As a former pet owner I shouldn't be surprised at the degree to which people are attached to their pets. We shared our life with a cute-to-us but weird-to-others mixed (to say the least) dog for fifteen years. She warmed her way into our hearts during a visit to the local SPCA with the idea - not necessarily the act thereof - of of adopting a pooch. In order to make her presence known she stuck her front paw out of the cage as we walked by, causing us to stop in front and comment "awwwwww..." Changing paws a few times to underline her desire/desperation to go home with us, our resistance was weak and the rest, as they say, is history. It took more than five years to even be able to talk about her when she was gone, without my eyes welling up with tears and a period of nose-blowing.

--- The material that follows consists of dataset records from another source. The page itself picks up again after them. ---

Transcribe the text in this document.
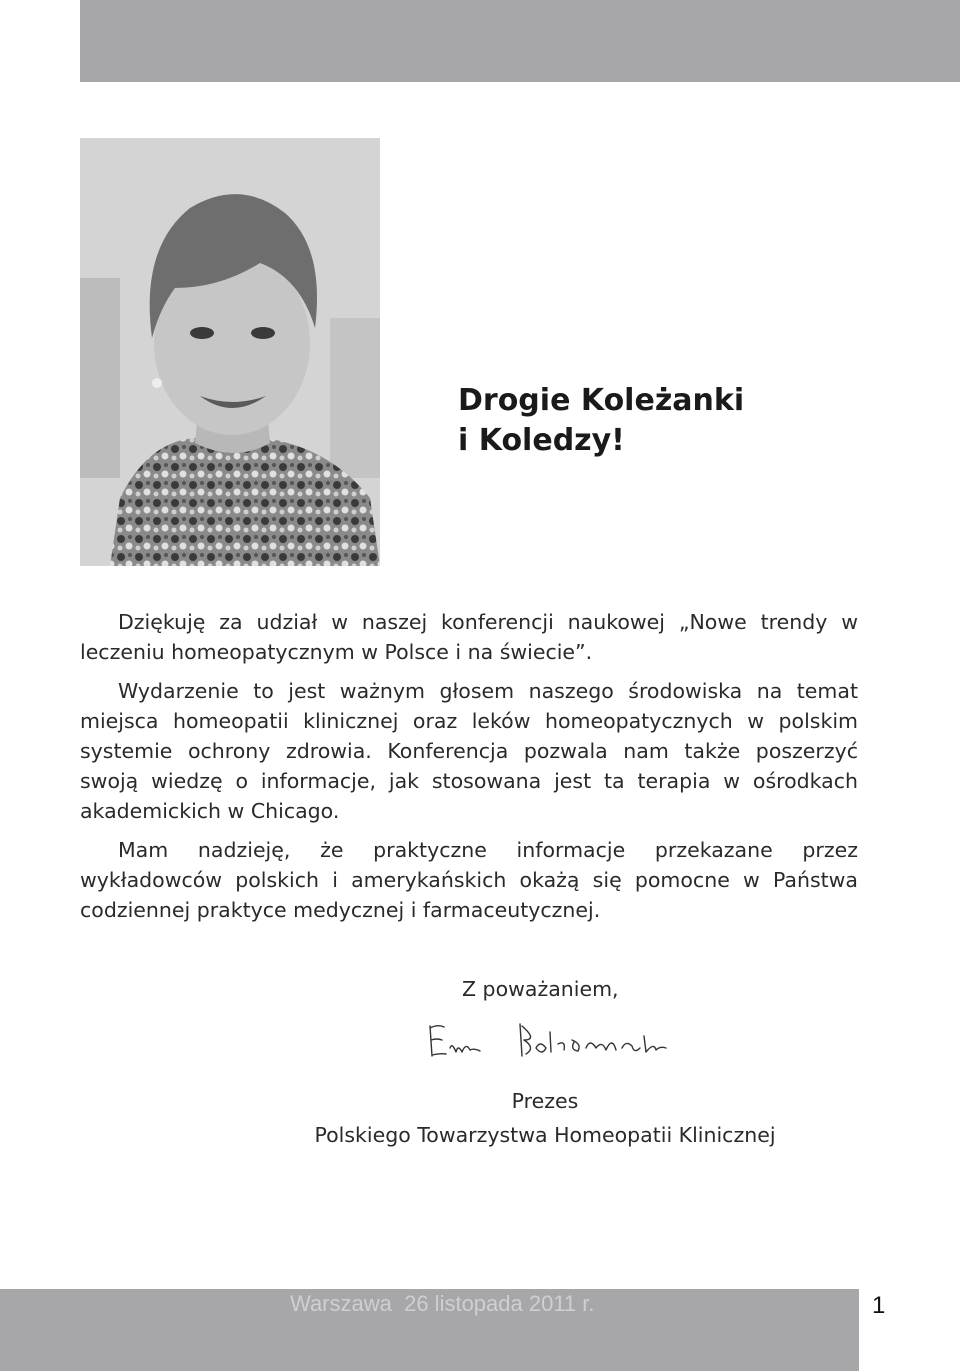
Drogie Koleżanki
i Koledzy!

Dziękuję za udział w naszej konferencji naukowej „Nowe trendy w leczeniu homeopatycznym w Polsce i na świecie”.

Wydarzenie to jest ważnym głosem naszego środowiska na temat miejsca homeopatii klinicznej oraz leków homeopatycznych w polskim systemie ochrony zdrowia. Konferencja pozwala nam także poszerzyć swoją wiedzę o informacje, jak stosowana jest ta terapia w ośrodkach akademickich w Chicago.

Mam nadzieję, że praktyczne informacje przekazane przez wykładowców polskich i amerykańskich okażą się pomocne w Państwa codziennej praktyce medycznej i farmaceutycznej.

Z poważaniem,
Prezes
Polskiego Towarzystwa Homeopatii Klinicznej
Warszawa  26 listopada 2011 r.	1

Some people would rather be an adoptive "parent" to a pooch, as is the case with a family member. As the caregiver/slave to her daughter's lap pooch, she admits to being a 'grand-dog' care-giver. In a recent Facebook posting, she shared her feelings admitting to a friend, "I am dog crazy...we had our dog growing up but now I have my Grand Dog, Winston, to dote on! The older I get...the crazier I become...Go figure!"

In England at Christmas time, a man was threatened with a fine for afixing posters of his lost dog on trees, in the middle of the night. That's how desperate dog owners become in being re-united with their best and lost friend.

Statistically, Canadian pet owners would rather deal with their furry friends than other people, according to a recent study by Harris/Decima. A study revealed that 53 per cent of Canadians who own pets find them more reliable than people. Ninety per cent of Canadians talk to their pets and one-third have confided their deepest, darkest secrets to Fido or Milo or Hero.

Furthermore, 73 per cent believe pets can sniff out illness.
- Women more likely to confide in pets (33 per cent) than men (18 per cent).
- 44 per cent would bring their pets to a hotel if allowed.
- 86 per cent believe pets can help lift a bad mood.
- 82 per cent of retirees (65 plus) feel less alone in their home because of pets.
- 67 per cent believe their pets help to keep them active.

The survey was conducted for Purina and its pet connection website,

What does all this mean in the scheme of things, you might well be asking yourself. We need our pets as much as our pets need us. Or to put it into perspective: "Animals are such agreeable friends - they ask no questions, they pass no criticisms" (George Eliot) Ain't that the truth!